6 thoughts on “Hang Onto Your Plumbing

  1. It doesn’t start with the media.
    It starts with academia.
    In the 1960s, the academy abandoned its traditional role of fostering study into the arts and sciences. It now sees its primary mission as creating a more just world by destroying the arts and sciences.

  2. I remember looking through the spendy house listings in Tuscon and realizing that there were generally twice the number of bathrooms as bedrooms, upon which I realized that becoming rich gives you the s***s.

    Either that, or if you’re going to host parties for a bunch of rich spoiled friends, and the last thing they want is a shared bathroom. Yeah, I’m going with “becoming rich gives you the s***s.”, too. And just like with cars, houses, private jets, air travel,and everything else the left wants to ban for you and me, I’ll believe it’s really a problem when they start acting like it’s a problem.

    And I’ll be a rich person with the s***s before that happens.

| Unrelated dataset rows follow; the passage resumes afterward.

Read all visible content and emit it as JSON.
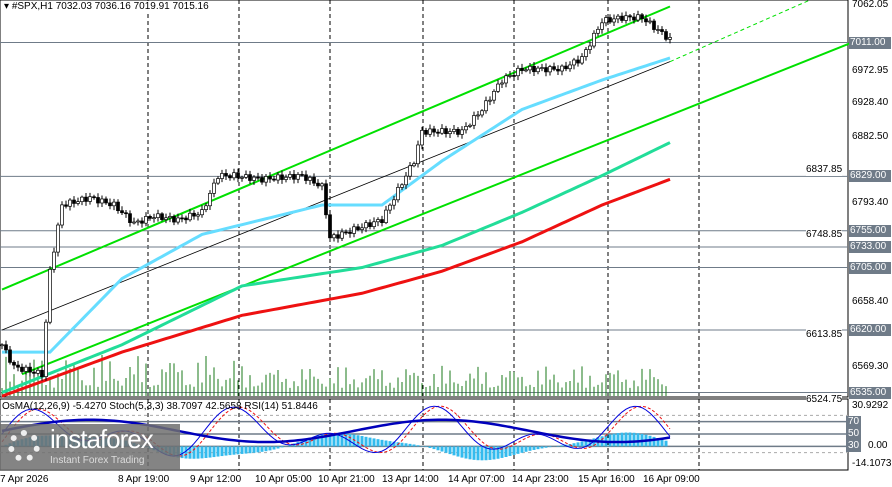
{
  "header": {
    "symbol": "#SPX,H1",
    "ohlc": "7032.03 7036.16 7019.91 7015.16"
  },
  "indicator": {
    "title": "OsMA(12,26,9) -5.4270  Stoch(5,3,3) 38.7097 42.5658  RSI(14) 51.8446",
    "scale_max": "30.9292",
    "scale_min": "-14.1073",
    "levels": [
      "70",
      "50",
      "30"
    ],
    "zero_label": "0.00"
  },
  "price_axis": {
    "ticks": [
      "7062.05",
      "6972.95",
      "6928.40",
      "6882.50",
      "6837.85",
      "6793.40",
      "6748.85",
      "6658.40",
      "6613.85",
      "6569.30",
      "6524.75"
    ],
    "levels": [
      "7011.00",
      "6829.00",
      "6755.00",
      "6733.00",
      "6705.00",
      "6620.00",
      "6535.00"
    ]
  },
  "time_axis": [
    "7 Apr 2026",
    "8 Apr 19:00",
    "9 Apr 12:00",
    "10 Apr 05:00",
    "10 Apr 21:00",
    "13 Apr 14:00",
    "14 Apr 07:00",
    "14 Apr 23:00",
    "15 Apr 16:00",
    "16 Apr 09:00"
  ],
  "logo": {
    "brand": "instaforex",
    "tagline": "Instant Forex Trading"
  },
  "colors": {
    "channel": "#00e000",
    "ma_fast": "#66ddff",
    "ma_mid": "#22dd99",
    "ma_slow": "#ee1111",
    "level_tag": "#6f7b88",
    "volume": "#1a7a1a",
    "osma": "#33bbee",
    "stoch_main": "#0000dd",
    "stoch_signal": "#ee1111",
    "rsi": "#0000bb"
  },
  "chart_data": {
    "type": "candlestick",
    "timeframe": "H1",
    "ylim": [
      6524.75,
      7062.05
    ],
    "close_anchors": [
      [
        0,
        6600
      ],
      [
        3,
        6570
      ],
      [
        10,
        6560
      ],
      [
        12,
        6700
      ],
      [
        15,
        6790
      ],
      [
        22,
        6800
      ],
      [
        28,
        6790
      ],
      [
        30,
        6780
      ],
      [
        33,
        6765
      ],
      [
        38,
        6775
      ],
      [
        44,
        6770
      ],
      [
        50,
        6780
      ],
      [
        54,
        6830
      ],
      [
        58,
        6830
      ],
      [
        65,
        6825
      ],
      [
        75,
        6830
      ],
      [
        80,
        6815
      ],
      [
        82,
        6745
      ],
      [
        95,
        6770
      ],
      [
        98,
        6800
      ],
      [
        103,
        6850
      ],
      [
        105,
        6890
      ],
      [
        115,
        6890
      ],
      [
        120,
        6920
      ],
      [
        125,
        6960
      ],
      [
        130,
        6975
      ],
      [
        140,
        6975
      ],
      [
        145,
        6990
      ],
      [
        150,
        7040
      ],
      [
        155,
        7045
      ],
      [
        160,
        7045
      ],
      [
        167,
        7015
      ]
    ],
    "ma_fast": [
      [
        0,
        6590
      ],
      [
        12,
        6590
      ],
      [
        30,
        6690
      ],
      [
        50,
        6750
      ],
      [
        80,
        6790
      ],
      [
        95,
        6790
      ],
      [
        110,
        6850
      ],
      [
        130,
        6920
      ],
      [
        150,
        6960
      ],
      [
        167,
        6990
      ]
    ],
    "ma_mid": [
      [
        0,
        6535
      ],
      [
        30,
        6600
      ],
      [
        60,
        6680
      ],
      [
        90,
        6705
      ],
      [
        110,
        6735
      ],
      [
        130,
        6780
      ],
      [
        150,
        6830
      ],
      [
        167,
        6875
      ]
    ],
    "ma_slow": [
      [
        0,
        6530
      ],
      [
        30,
        6590
      ],
      [
        60,
        6640
      ],
      [
        90,
        6670
      ],
      [
        110,
        6700
      ],
      [
        130,
        6740
      ],
      [
        150,
        6790
      ],
      [
        167,
        6825
      ]
    ],
    "channel_upper": [
      [
        0,
        6675
      ],
      [
        167,
        7060
      ]
    ],
    "channel_mid": [
      [
        0,
        6620
      ],
      [
        167,
        6985
      ]
    ],
    "channel_lower": [
      [
        5,
        6560
      ],
      [
        212,
        7010
      ]
    ]
  }
}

  3. I grew up in a 1950s built two bedroom rambler in Bloomington, with 5 siblings – 2 brothers and 3 sisters. My dad put a bathroom in the basement when I was a sophomore in high school. Having the two bathrooms helped, but on when every one was getting ready for work and school during the week and church on Sundays, we could have used 2 more. During hot days in the summer though, all of us kids spent so much time at either the lake, in the pool or having water fights, that we rarely had to shower. When my wife and I got married and I got transferred to LA, most two or three bedroom apartments, had two bathrooms. Same thing in Texas. When we bout our first house in Houston, it was a three bedroom, 2 bath, one of which was an ensuite. When we moved back to MN, we first lived in Richfield in a 1950s built one and a half story expansion, with one bathroom. (The couple that lived next door to us, raised six girls with ONE bathroom. Surprisingly, the man was still sane 🙂 ) My house now has an ensuite with no tub, a full bath and a powder room. Funny though, there is a rough in for a bath in the basement, which we have thought of turning into a combination bath sauna, but we’ll probably let the next owner do something with it.

  4. Don’t forget CFs contained mercury, a well known toxin.
    I’ve heard they also leak UV radiation…

  5. From one of my essay’s That’ll Learn You

    Growing up in the 1950’s was like that. Every adult I knew had a warped sense of what was good.

    My dad was the worst. He was a plumber with eleven kids who thought a house with one bathroom was a good thing.

    “It’ll teach ’em patience,” he told my mother.

    The trouble was, we had too many girls for patience. I don’t know what it is about girls and bathrooms but I learned from an early age, a bathroom always has a sister in it. Even when I bought my first house, the law held true. It had two bathrooms. One for me and one for my wife. Sure enough, the first time I went to use my bathroom, one of my sisters was in it.

    Finally, after years of suffering in silence, my brothers and I approached our old man. “Could you please build a bathroom in the basement?” we pleaded.

    My dad grunted and took his sweet time thinking about it before telling us, “Boys, you gotta solve your own problems.”

    So we did. My brothers and I left the bathroom to the girls and took to visiting a willow tree growing by the side of our garage. When we had anything more complicated, we went to a neighbor’s house.

    Fortunately everyone in our neighborhood had big families and none of them kept a count of their kids. This allowed us to wander in and out of their houses like they were our own (except for the ones with too many girls of course).

    In that way, we made a lot of friends and by extension, my dad made a lot of friends. It made him proud. He boasted constantly how his kids always found a way around life’s obstacles.

    The willow tree made him proud too.

    “Look at that thing,” he told his friends in the neighborhood, “you ever seen a tree grow like that?”

  6. Very good, JDM. I think that we are contempories, with similar experiences. I was raised in a 3 bedroom, one bath house in Fridley, in the 1960s. But in my family we had four boys and one girl . . . good Lord we picked on that girl.